My wife recently spent a week in Chicago. She traveled to Chicago by train, and while she was there, she relied on public transportation. Being without a car was a new experience for her. There were significant delays on her train trip to Chicago, and she arrived several hours late.
As she waited for her train back home in the downtown Chicago train station, my wife began to worry about getting on the correct train in the crowded and extremely busy terminal. Over the public address system, a service was advertised that gave you access to a lounge with drinks and snacks and a personal escort to your train. Wanting to make sure she got on the correct train, my wife used the service. The train trip back was on time and uneventful.

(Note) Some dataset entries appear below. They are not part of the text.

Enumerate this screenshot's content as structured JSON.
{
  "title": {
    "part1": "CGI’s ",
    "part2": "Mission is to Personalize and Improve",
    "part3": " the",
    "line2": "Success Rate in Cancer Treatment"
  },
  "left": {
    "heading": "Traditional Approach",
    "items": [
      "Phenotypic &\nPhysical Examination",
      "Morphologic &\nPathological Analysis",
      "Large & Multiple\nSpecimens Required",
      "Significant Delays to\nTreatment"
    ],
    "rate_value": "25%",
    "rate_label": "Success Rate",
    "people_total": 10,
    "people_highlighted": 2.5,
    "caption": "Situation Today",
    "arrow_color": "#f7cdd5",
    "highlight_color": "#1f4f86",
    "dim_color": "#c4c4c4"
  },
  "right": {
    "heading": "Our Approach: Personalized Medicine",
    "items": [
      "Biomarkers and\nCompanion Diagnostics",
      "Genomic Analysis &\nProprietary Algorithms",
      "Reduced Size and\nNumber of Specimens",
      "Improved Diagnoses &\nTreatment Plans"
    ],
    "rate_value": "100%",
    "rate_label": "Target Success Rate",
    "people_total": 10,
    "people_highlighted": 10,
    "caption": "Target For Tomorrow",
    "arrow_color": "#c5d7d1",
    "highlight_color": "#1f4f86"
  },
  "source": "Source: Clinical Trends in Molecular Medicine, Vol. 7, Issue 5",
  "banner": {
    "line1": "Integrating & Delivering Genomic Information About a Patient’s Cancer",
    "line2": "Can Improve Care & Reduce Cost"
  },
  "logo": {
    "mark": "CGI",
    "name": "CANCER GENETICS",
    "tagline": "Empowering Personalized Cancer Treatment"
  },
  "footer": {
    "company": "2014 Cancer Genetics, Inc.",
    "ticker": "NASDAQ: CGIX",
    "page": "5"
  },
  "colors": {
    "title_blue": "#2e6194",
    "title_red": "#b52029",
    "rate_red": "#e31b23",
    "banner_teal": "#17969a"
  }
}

While my wife had a great trip, not every traveler has that experience. A while ago, I received a phone call shortly after I arrived at work. A caller from Minnesota was asking if I could help a young woman who was stranded in Mena. She had traveled from Lafayette, Louisiana to Minnesota by bus to attend a wedding. On her return trip the bus she was riding on stopped in Mena in the early morning hours. The young woman along with several other women got off the bus to use the restroom. She was last in line, and as soon as she finished and walked outside she saw that the bus was pulling away. She chased the bus waving her arms frantically but the bus drove off.
The young woman didn't know what to do. She was stranded at a gas station in a strange town. Her first call was to Greyhound Bus customer service. They were not helpful at all. It was no concern of theirs that the bus had left her. Since she was not on the bus that her ticket was written for, the ticket was no longer valid. If she wanted to continue her journey by bus she would have to go to a Greyhound terminal and purchase a new ticket. The nearest terminal was nearly 100 miles away, and there was not another bus until the next day. The customer service rep suggested that she take a taxi. There is not a taxi available in Mena.
I could empathize with the stranded young woman. On a trip that we took back in 2008, we ended up stranded three times. We were on our way to Belize. We had boarded our plane at DFW when the announcement was made that we had to wait in line for our plane to be de-iced. After three hours on the plane, it was announced that due to snow all flights were grounded. We were stranded in the airport along with thousands of other passengers.
As nice as the DFW or the Miami airports are, I don’t want to live there. I don’t mind passing through the airport on my way to my destination, but I don’t want to be there full time.
Jesus told us in John 15:19 (GNT), “If you belonged to the world, then the world would love you as its own. But I chose you from this world, and you do not belong to it; that is why the world hates you.”